ASIC’s hedge fund report for 2014 clearly demonstrates an increase in exchange-traded derivatives on the managed funds market, increasing from 56% in 2012 to 72%  of total trading volume in 2014.

Key points:

  • Hedge funds manage only a small share of Australia’s $2,407 billion managed funds industry. Single-manager hedge funds ($83.7 billion) and funds of hedge funds ($12.2 billion) managed 3.5% and 0.5% of all Australian managed fund assets respectively.   More than half of these hedge funds hold less than $50 million each.
  • The gross leverage ratio (gross notional exposure to NAV) for hedge funds has increased since 2012. The median gross leverage ratio in 2014 was two times NAV, compared to 1.7 times NAV in 2012.  The level of leverage for surveyed hedge funds is relatively low compared to other jurisdictions.
  • Retail direct investors accounted for 17% of the investors by NAV in the surveyed hedge funds.  Surveyed hedge funds reported that nearly 49% of investors by NAV accessed hedge funds through an IDPS.  This change in IDPS participation since the ASIC’s 2012 survey was attributed to a range of factors including managers’ lack of detailed information about the investor types and changes to how managers classify investors.
  • The surveyed hedge funds reported large exposures to interest rate derivatives, with a gross notional exposure of more than $64 billion as at 30 September 2014.
  • The largest geographic exposure was to North America with 29% of NAV invested there.  Australia and Asia (ex-Australia) were also significant regions for the funds’ investments with each receiving 26% of the total NAV.

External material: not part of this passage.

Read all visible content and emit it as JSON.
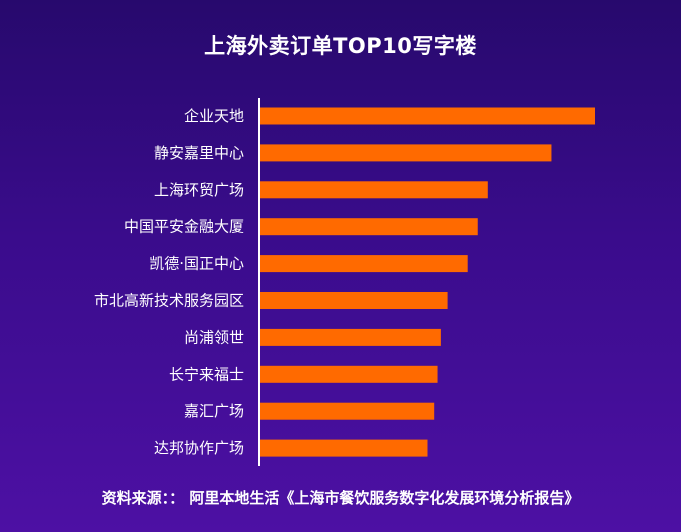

By asset class, listed equities were the surveyed fund managers’ greatest exposures with net investments valued at more than $26.3 billion. This exposure was substantially higher than the second largest asset class (cash, at $5.7 billion). Listed equities and cash were also the two largest asset classes reported in the 2012 survey.

The hedge funds had positive net applications of $5.1 billion over the 12 months to 30 September 2014. This was composed of $10 billion in applications and $4.9 billion in redemptions.  The median net applications were positive in every month of the year to 30 September 2014.